22/08/2023

Nosso espelho

Ultimamente tenho constatado. Primeira constatação: “carecemos de um divã”. Mesmo não vivendo na Áustria, terra da psicanálise, precisamos ‘escutar’ nosso interior em uma espécie de auto-questionamento e revisão. Não é olhando apenas o presente e os fatos visíveis ou perceptíveis que nos compreenderemos bem. É preciso mais. Em nosso substrato há de tudo e não chegamos neste atual estágio por acaso.

Se não temos divã ou uma razoável qualidade de consciência em si, ao menos temos espelho.

O Brasil e os brasileiros, nestes dias de final de espetáculo e pós-espetáculo, de paixões e dizeres abertos, olharam-se no espelho e o que viram foi uma realidade nua e crua daquilo que pode ser visto, sem interferências ou explicações. Há coisas que ainda não vieram à baila.  Fracassamos no futebol, sem miragens ou justificativas. Ao se reconhecer em um espelho transparente, o que se viu, incomodou.  Assim, nossa seleção mundial (nossa representante legítima) foi exposta ao estilo barbeiragens e gambiarras. Desmascarada justamente quando cobrada, exigida e enfrentada por outro estilo, outra organização. Diferentemente, nossa sociedade também exposta fora dos gramados, nos encheu de orgulho ao estilo criatividade, acolhida e alegria, excetuando-se os xingamentos e vaias, seja à Presidente, seja à seleção do Chile.

Normalmente somos tentados a avalizar a frase do homem forte do nazismo, Goering, que um dia disse: ‘correto é tudo o que nos agrada’. A seleção, não só não nos agradou, mas evidenciou ao mundo nossa mazela e um edifício com base suspeita. Os alemães e os Holandeses e seus perfis de organização e planejamento nos ensinaram o que é o correto. É verdade que, apesar disto, imaginávamos que o talento individual, a vontade, a paixão descomedida ou vozes isoladas dentro de campo e vozes irmanadas nas arquibancadas, nas praças, ruas e sofás domésticos pudessem fazer a diferença. Faltou o dever de casa, o matêmico, o conteúdo.

Atribuo grande parte da culpa do excesso de decepção da sociedade, neste momento, ao mundo jornalístico. A televisão e alguns jornais, mesmo por ignorância, colaboraram com um irracionalismo perigosíssimo. Explico. Associar a honra e o orgulho nacional, única e exclusivamente, a partidas de futebol é no mínimo uma insensatez. Temos outras qualidades e defeitos; virtudes e vícios que precisam ser colocados nesta balança de juízos de valores de alguns detentores de microfones e de teclados.  

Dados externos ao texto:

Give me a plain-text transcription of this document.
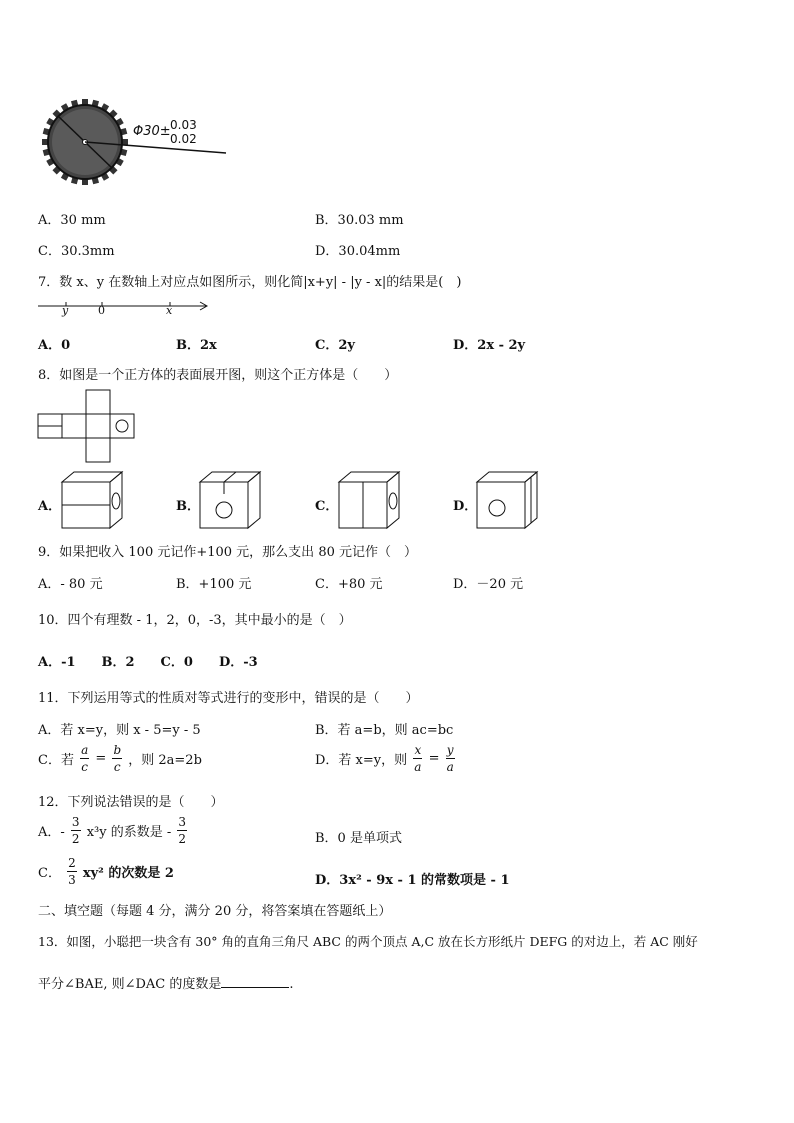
Φ30± 0.03
0.02
A．30 mm	B．30.03 mm
C．30.3mm	D．30.04mm
7．数 x、y 在数轴上对应点如图所示，则化简|x+y| - |y - x|的结果是(　)
y	0	x
A．0	B．2x	C．2y	D．2x - 2y
8．如图是一个正方体的表面展开图，则这个正方体是（　　）
A．	B．	C．	D．
9．如果把收入 100 元记作+100 元，那么支出 80 元记作（　）
A．- 80 元	B．+100 元	C．+80 元	D．－20 元
10．四个有理数 - 1，2，0，-3，其中最小的是（　）
A．-1　　B．2　　C．0　　D．-3
11．下列运用等式的性质对等式进行的变形中，错误的是（　　）
A．若 x=y，则 x - 5=y - 5	B．若 a=b，则 ac=bc
C．若 $\frac{a}{c} = \frac{b}{c}$ ，则 2a=2b	D．若 x=y，则 $\frac{x}{a} = \frac{y}{a}$
12．下列说法错误的是（　　）
A．- $\frac{3}{2} x^3y$ 的系数是 - $\frac{3}{2}$	B．0 是单项式
C． $\frac{2}{3} xy^2$ 的次数是 2	D．3x² - 9x - 1 的常数项是 - 1
二、填空题（每题 4 分，满分 20 分，将答案填在答题纸上）
13．如图，小聪把一块含有 30° 角的直角三角尺 ABC 的两个顶点 A,C 放在长方形纸片 DEFG 的对边上，若 AC 刚好
平分∠BAE, 则∠DAC 的度数是	.
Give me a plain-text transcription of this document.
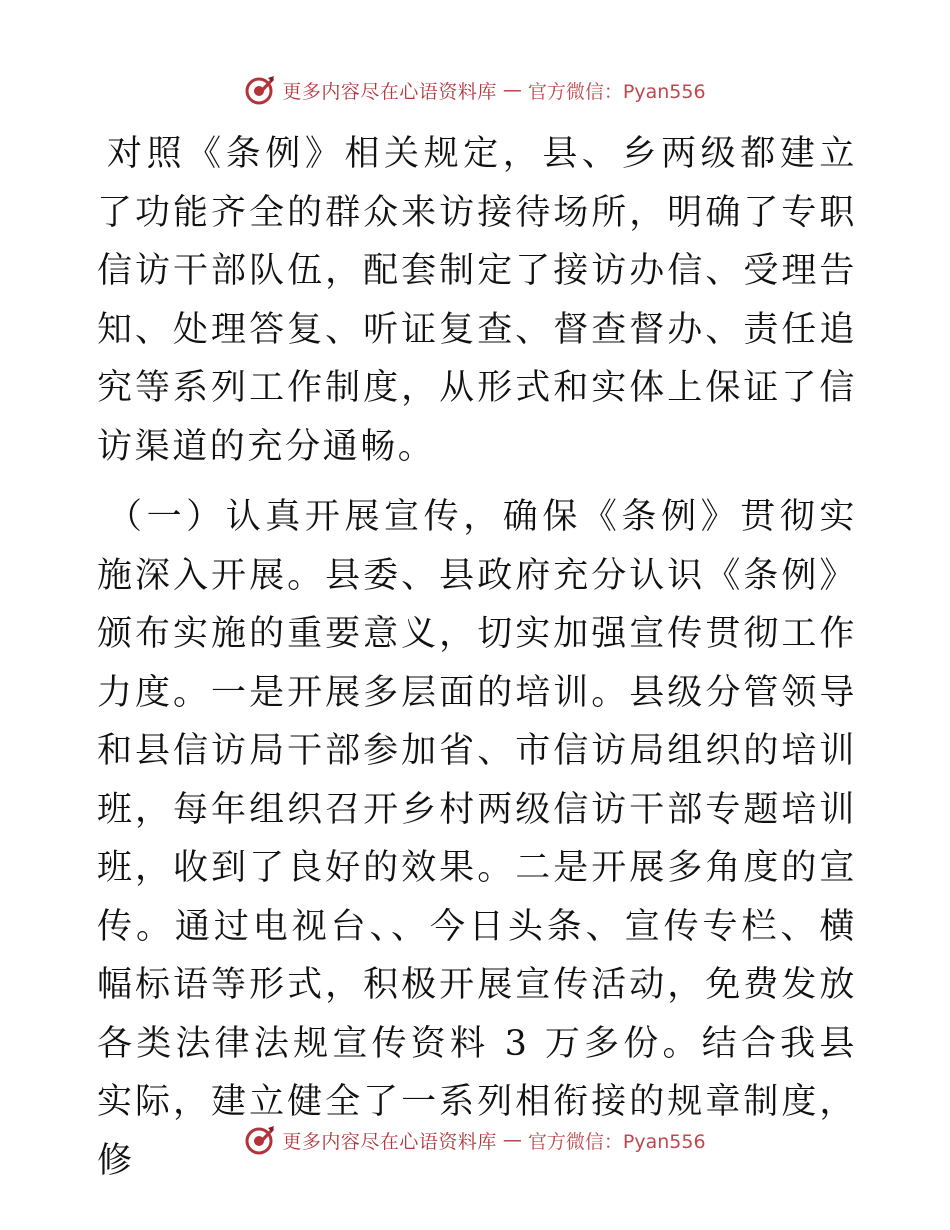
更多内容尽在心语资料库 — 官方微信：Pyan556

对照《条例》相关规定，县、乡两级都建立了功能齐全的群众来访接待场所，明确了专职信访干部队伍，配套制定了接访办信、受理告知、处理答复、听证复查、督查督办、责任追究等系列工作制度，从形式和实体上保证了信访渠道的充分通畅。

（一）认真开展宣传，确保《条例》贯彻实施深入开展。县委、县政府充分认识《条例》颁布实施的重要意义，切实加强宣传贯彻工作力度。一是开展多层面的培训。县级分管领导和县信访局干部参加省、市信访局组织的培训班，每年组织召开乡村两级信访干部专题培训班，收到了良好的效果。二是开展多角度的宣传。通过电视台、、今日头条、宣传专栏、横幅标语等形式，积极开展宣传活动，免费发放各类法律法规宣传资料 3 万多份。结合我县实际，建立健全了一系列相衔接的规章制度，修	更多内容尽在心语资料库 — 官方微信：Pyan556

Meu colega unespiano Jean Marcel Carvalho França expressou bem: grande parte destas idiotices ‘vem de gente mal preparada que, com as melhores intenções, julgam se dirigir a outros igualmente limitados’.

Uma lição que nunca perde sua validade e sempre nos convida para a boa reflexão é que, em hipótese alguma, o passado pode ser mudado. Assim, nossas escolhas feitas, nossas ações e gestos concretos em favor desta causa ou contra outra causa está no campo do intocável. Porém, pode ser utilizado para evitar situações do presente e do amanhã. Assim, o mínimo que podemos fazer é frisar o que Goya, também um dia disse: “o sono da razão produz monstros”. Há quem diga que a razão é sempre sonolenta e como Hegel um dia registrou, tal qual a coruja, a razão só desperta para voar quando a tarde cai. A razão não é rápida e efêmera, por isso mesmo, mais confiável.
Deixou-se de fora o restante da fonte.